For building an ensemble model I want to create a table with all results of a classification. Next I want to calculate per row the amount of different values and find the most frequent value.
Let's say the initial table looks like:
---- -------- -------- --------
| | col1 | col2 | col3 |
|---- -------- -------- --------|
| 0 | 1 | 2 | 3 | <- 3 different values, no most frequent one, take largest (3)

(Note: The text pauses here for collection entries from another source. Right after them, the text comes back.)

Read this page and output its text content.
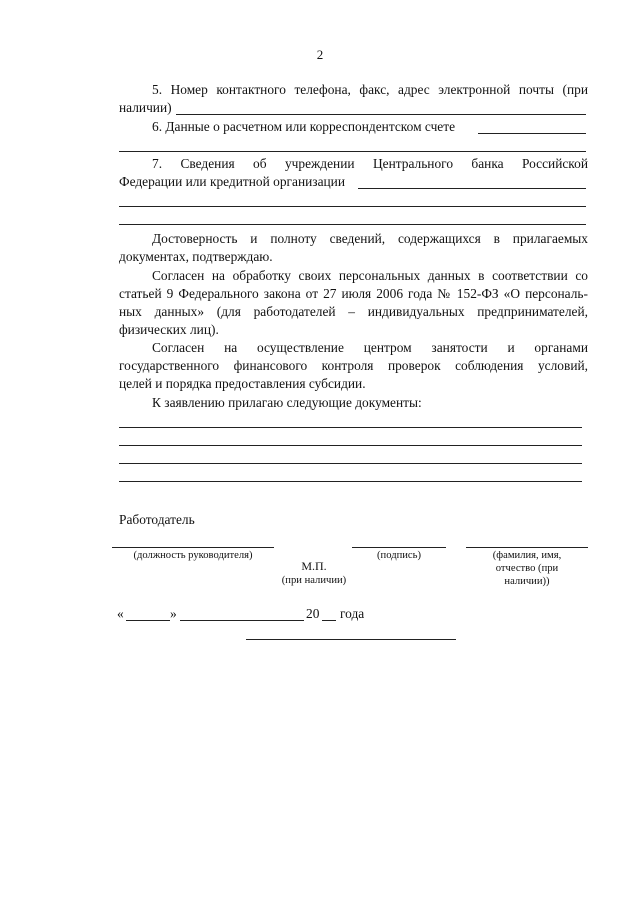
2
5. Номер контактного телефона, факс, адрес электронной почты (при
наличии)
6. Данные о расчетном или корреспондентском счете
7. Сведения об учреждении Центрального банка Российской
Федерации или кредитной организации
Достоверность и полноту сведений, содержащихся в прилагаемых
документах, подтверждаю.
Согласен на обработку своих персональных данных в соответствии со
статьей 9 Федерального закона от 27 июля 2006 года № 152-ФЗ «О персональ-
ных данных» (для работодателей – индивидуальных предпринимателей,
физических лиц).
Согласен на осуществление центром занятости и органами
государственного финансового контроля проверок соблюдения условий,
целей и порядка предоставления субсидии.
К заявлению прилагаю следующие документы:
Работодатель
(должность руководителя)	(подпись)	(фамилия, имя,
отчество (при
наличии))
М.П.
(при наличии)
«	»	20 года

| 1 | 2 | 2 | 2 | <- 1 value, 2 is most frequent
| 2 | 3 | 2 | 2 | <- 2 values, 2 is most frequent
---- -------- -------- --------
If there is no most frequent one, like in this example in row 0
, it should take the largest one - in this example it would be 3
.
Final result should look like:
---- -------- -------- -------- -------------------- -----------------
| | col1 | col2 | col3 | different_values | most_frequent |
|---- -------- -------- -------- -------------------- -----------------|
| 0 | 1 | 2 | 3 | 3 | 3 |
| 1 | 2 | 2 | 2 | 1 | 2 |
| 2 | 3 | 2 | 2 | 2 | 2 |
---- -------- -------- -------- -------------------- -----------------
I know how to solve it column by column, but I'm struggling with row by row.
MWE
Data:
import pandas as pd
df = pd.DataFrame({
"col1":[1,2,3],
"col2":[2,2,2],
"col3":[3,2,2]
})
Result:
df["different_values"] = [3,1,2]
df["most_frequent"] = [3, 2, 2]
CodePudding user response:
Check nunqiue
and mode
df["most_frequent"] = df.mode(axis=1) # when there is only one most freq value return
#df.mode(axis=1).max(1) #if there is more than one same freq value
#df.mode(axis=1).min(1) # for get the smallest
df["different_values"] = df.nunique(axis=1)
df
Out[73]:
col1 col2 col3 different_values most_frequent
0 1 2 3 3 3
1 2 2 2 1 2
2 3 2 2 2 2